Lyngby Tangent Teapot

Lyngby Porcelain opened in 1936 in Lyngby, a picturesque town just north of Copenhagen, Denmark. Neils Holst and Christian Knudsen were its original founders, and it was a major supplier of dinnerware to the Danish market from the 1950s until its closure in 1969, after which it was demolished.

At its peak it had over 500 workers -which gives us an idea of the volume of work that they must have produced. Axel Bruel worked there as a designer at its peak as well, and is often (wrongly) attributed as the designer of all patterns. The most iconic series of dinnerware to come out of the Lyngby factory was a series called Danild, consisting of 10 different patterns by different designers.

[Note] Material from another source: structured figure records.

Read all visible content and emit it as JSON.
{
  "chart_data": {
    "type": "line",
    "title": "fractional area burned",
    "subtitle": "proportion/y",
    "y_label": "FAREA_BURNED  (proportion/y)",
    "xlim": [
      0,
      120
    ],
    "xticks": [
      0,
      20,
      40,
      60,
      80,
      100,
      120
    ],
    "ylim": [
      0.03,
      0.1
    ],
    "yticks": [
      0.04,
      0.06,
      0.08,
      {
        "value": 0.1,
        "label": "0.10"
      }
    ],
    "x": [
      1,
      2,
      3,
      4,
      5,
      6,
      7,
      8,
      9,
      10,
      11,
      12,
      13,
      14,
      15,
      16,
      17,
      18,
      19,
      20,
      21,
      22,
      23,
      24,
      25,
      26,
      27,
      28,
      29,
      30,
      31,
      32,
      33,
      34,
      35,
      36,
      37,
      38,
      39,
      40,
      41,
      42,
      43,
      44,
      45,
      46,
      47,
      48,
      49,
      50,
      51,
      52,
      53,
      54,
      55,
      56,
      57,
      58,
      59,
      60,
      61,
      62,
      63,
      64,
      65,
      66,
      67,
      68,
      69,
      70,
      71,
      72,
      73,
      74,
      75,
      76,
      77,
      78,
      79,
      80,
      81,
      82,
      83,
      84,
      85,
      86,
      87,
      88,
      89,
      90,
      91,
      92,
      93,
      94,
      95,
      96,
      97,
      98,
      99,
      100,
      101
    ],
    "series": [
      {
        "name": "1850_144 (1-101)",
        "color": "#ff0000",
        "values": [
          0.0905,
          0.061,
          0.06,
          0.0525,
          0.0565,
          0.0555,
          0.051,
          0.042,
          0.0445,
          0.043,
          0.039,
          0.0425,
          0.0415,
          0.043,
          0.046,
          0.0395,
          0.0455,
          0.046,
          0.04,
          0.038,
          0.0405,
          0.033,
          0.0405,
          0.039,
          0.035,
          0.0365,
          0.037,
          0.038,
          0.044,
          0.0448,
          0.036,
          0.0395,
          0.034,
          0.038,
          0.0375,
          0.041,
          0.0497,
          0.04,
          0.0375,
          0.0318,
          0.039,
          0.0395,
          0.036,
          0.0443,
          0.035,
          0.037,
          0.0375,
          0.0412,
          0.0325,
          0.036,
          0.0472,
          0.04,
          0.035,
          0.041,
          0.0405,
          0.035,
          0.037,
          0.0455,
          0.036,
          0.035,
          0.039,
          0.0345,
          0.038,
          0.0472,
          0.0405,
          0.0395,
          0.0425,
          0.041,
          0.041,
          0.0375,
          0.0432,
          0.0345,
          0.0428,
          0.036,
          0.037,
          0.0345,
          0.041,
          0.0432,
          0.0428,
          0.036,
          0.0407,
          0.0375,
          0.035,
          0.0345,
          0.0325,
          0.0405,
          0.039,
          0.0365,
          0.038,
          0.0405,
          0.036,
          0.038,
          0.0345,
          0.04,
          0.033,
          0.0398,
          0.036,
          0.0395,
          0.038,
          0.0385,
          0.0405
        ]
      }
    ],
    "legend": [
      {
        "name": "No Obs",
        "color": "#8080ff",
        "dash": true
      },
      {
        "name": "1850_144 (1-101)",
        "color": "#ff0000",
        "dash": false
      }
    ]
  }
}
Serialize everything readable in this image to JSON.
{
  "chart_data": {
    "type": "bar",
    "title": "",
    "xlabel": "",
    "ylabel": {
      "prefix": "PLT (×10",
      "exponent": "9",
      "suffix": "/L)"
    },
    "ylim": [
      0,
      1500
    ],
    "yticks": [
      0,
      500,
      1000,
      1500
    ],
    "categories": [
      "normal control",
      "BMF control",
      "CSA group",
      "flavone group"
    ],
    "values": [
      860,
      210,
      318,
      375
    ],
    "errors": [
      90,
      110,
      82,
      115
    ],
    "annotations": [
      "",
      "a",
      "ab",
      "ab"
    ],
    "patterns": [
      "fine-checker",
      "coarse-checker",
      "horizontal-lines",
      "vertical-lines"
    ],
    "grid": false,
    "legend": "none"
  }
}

My favourite is probably Danild 64 – more commonly known as “Tangent”.

Lyngby Tangent Teapot

Lyngby Tangent Teapot

What a stunning, crisp and effective design. It’s designer was Bent Severin who designed it for Lyngby in 1963.

Lyngby Tangent Bowls

Lyngby Tangent Bowls

Bent Severin (1925-2012) was a well known Danish Architect, who is best known for having designed several hotels in Denmark including Hotel Hesselet, Nyborg(1967), Hotel Kongens Ege in Randers (1967), the interior refurbishment of the Hotel Kong Frederik in Copenhagen (1968) and Radisson SAS Scandinavia Hotel (together with Ejner Graae , 1971-1973).

Lyngby Tangent Egg Cups

Lyngby Tangent Egg Cups

Bent also designed glass series for Holmegaard . As you might notice, the Tangent design is based on the pattern of piano keys. Breathtaking and highly effective simplicity.

You might find either of the backstamps below on Lyngby Porcelain of this era:

Lyngby Backstamp 1960s

Lyngby Backstamp 1960s

Lyngby Backstamp pre 1960s

Lyngby Backstamp pre 1960s

In 2012 Lyngby was re-born and has since re-released some of the earlier designs – like their classic and collectable ribbed vases, and now works with contemporary designers adding a new chapter in the history of this Danish icon.